À minha memória pertence igualmente a Filarmónica União
Sertaginense, menina do coração do meu Tio e Padrinho Manuel Martins da Silva
que a ela pertencia e a que presidiu nos anos oitenta do século passado, altura
em que a associação comemorava já os 150 anos de vida.
Tanto há a dizer
daquela terra bonita e simpática, que quase tudo fica por dizer. Mas há algo
que não pode ser esquecido, e tem a ver com a gastronomia. Devo reconhecer que,
muitas das vezes que me desloco à Sertã, o faço por um motivo principal: as
duas iguarias da terra, o bucho e o maranho. Não preciso de aqui enaltecer
estes dois pratos, que penso serem já sobejamente conhecidos e tidos como
especialidades gastronómicas.
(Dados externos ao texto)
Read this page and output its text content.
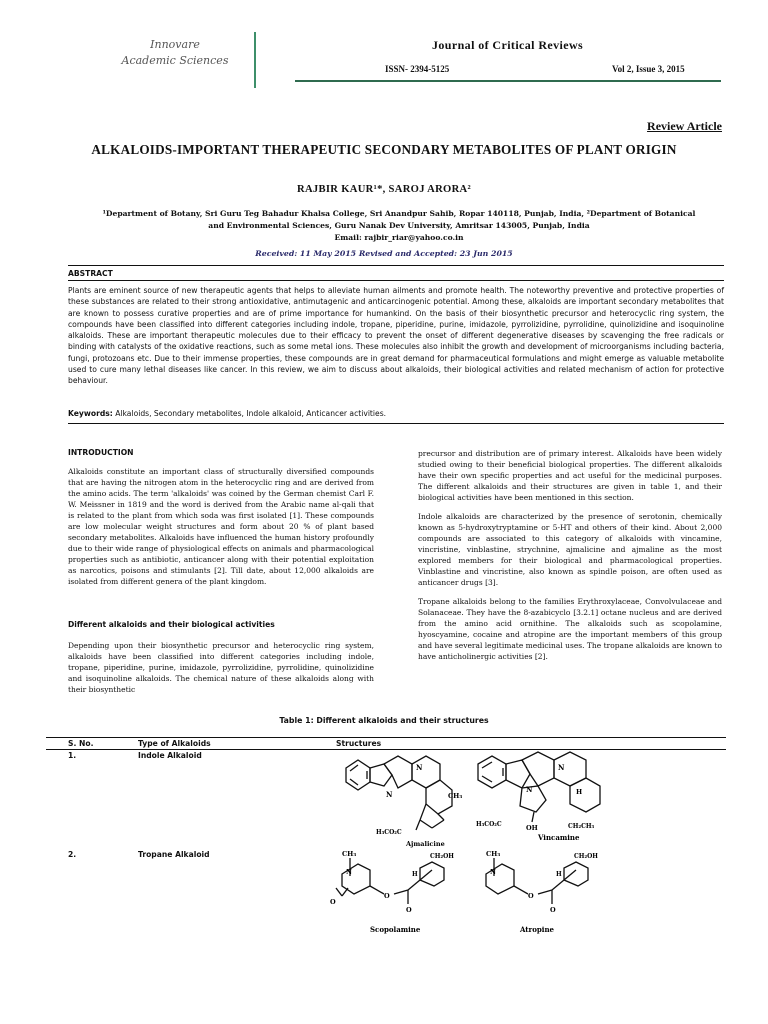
Innovare
Academic Sciences
Journal of Critical Reviews
ISSN- 2394-5125	Vol 2, Issue 3, 2015
Review Article
ALKALOIDS-IMPORTANT THERAPEUTIC SECONDARY METABOLITES OF PLANT ORIGIN
RAJBIR KAUR¹*, SAROJ ARORA²
¹Department of Botany, Sri Guru Teg Bahadur Khalsa College, Sri Anandpur Sahib, Ropar 140118, Punjab, India, ²Department of Botanical
and Environmental Sciences, Guru Nanak Dev University, Amritsar 143005, Punjab, India
Email: rajbir_riar@yahoo.co.in
Received: 11 May 2015 Revised and Accepted: 23 Jun 2015
ABSTRACT
Plants are eminent source of new therapeutic agents that helps to alleviate human ailments and promote health. The noteworthy preventive and protective properties of these substances are related to their strong antioxidative, antimutagenic and anticarcinogenic potential. Among these, alkaloids are important secondary metabolites that are known to possess curative properties and are of prime importance for humankind. On the basis of their biosynthetic precursor and heterocyclic ring system, the compounds have been classified into different categories including indole, tropane, piperidine, purine, imidazole, pyrrolizidine, pyrrolidine, quinolizidine and isoquinoline alkaloids. These are important therapeutic molecules due to their efficacy to prevent the onset of different degenerative diseases by scavenging the free radicals or binding with catalysts of the oxidative reactions, such as some metal ions. These molecules also inhibit the growth and development of microorganisms including bacteria, fungi, protozoans etc. Due to their immense properties, these compounds are in great demand for pharmaceutical formulations and might emerge as valuable metabolite used to cure many lethal diseases like cancer. In this review, we aim to discuss about alkaloids, their biological activities and related mechanism of action for protective behaviour.
Keywords: Alkaloids, Secondary metabolites, Indole alkaloid, Anticancer activities.
INTRODUCTION

Alkaloids constitute an important class of structurally diversified compounds that are having the nitrogen atom in the heterocyclic ring and are derived from the amino acids. The term 'alkaloids' was coined by the German chemist Carl F. W. Meissner in 1819 and the word is derived from the Arabic name al-qali that is related to the plant from which soda was first isolated [1]. These compounds are low molecular weight structures and form about 20 % of plant based secondary metabolites. Alkaloids have influenced the human history profoundly due to their wide range of physiological effects on animals and pharmacological properties such as antibiotic, anticancer along with their potential exploitation as narcotics, poisons and stimulants [2]. Till date, about 12,000 alkaloids are isolated from different genera of the plant kingdom.

Different alkaloids and their biological activities

Depending upon their biosynthetic precursor and heterocyclic ring system, alkaloids have been classified into different categories including indole, tropane, piperidine, purine, imidazole, pyrrolizidine, pyrrolidine, quinolizidine and isoquinoline alkaloids. The chemical nature of these alkaloids along with their biosynthetic

precursor and distribution are of primary interest. Alkaloids have been widely studied owing to their beneficial biological properties. The different alkaloids have their own specific properties and act useful for the medicinal purposes. The different alkaloids and their structures are given in table 1, and their biological activities have been mentioned in this section.

Indole alkaloids are characterized by the presence of serotonin, chemically known as 5-hydroxytryptamine or 5-HT and others of their kind. About 2,000 compounds are associated to this category of alkaloids with vincamine, vincristine, vinblastine, strychnine, ajmalicine and ajmaline as the most explored members for their biological and pharmacological properties. Vinblastine and vincristine, also known as spindle poison, are often used as anticancer drugs [3].

Tropane alkaloids belong to the families Erythroxylaceae, Convolvulaceae and Solanaceae. They have the 8-azabicyclo [3.2.1] octane nucleus and are derived from the amino acid ornithine. The alkaloids such as scopolamine, hyoscyamine, cocaine and atropine are the important members of this group and have several legitimate medicinal uses. The tropane alkaloids are known to have anticholinergic activities [2].

Table 1: Different alkaloids and their structures
S. No.	Type of Alkaloids	Structures
1.	Indole Alkaloid
2.	Tropane Alkaloid
N
N
CH₃
H₃CO₂C
Ajmalicine
N
N
H
H₃CO₂C	OH	CH₂CH₃
Vincamine
CH₃
N
O
O
O
H
CH₂OH
Scopolamine
CH₃
N
O
O
H
CH₂OH
Atropine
Mas devo, como fiz para outras referências acima
escritas, trazer a memória pessoal e lembrar como sabiam bem estes pratos após
o obrigatório bacalhau cozido na noite de consoada de Natal, quando todos os
familiares se sentavam à mesa.
Até pode ser que a
memória pinte com cores ainda mais simpáticas tudo o que se refere à Sertã mas
acredite, leitor, vale bem a pena conhecer aquela terra da Beira Baixa.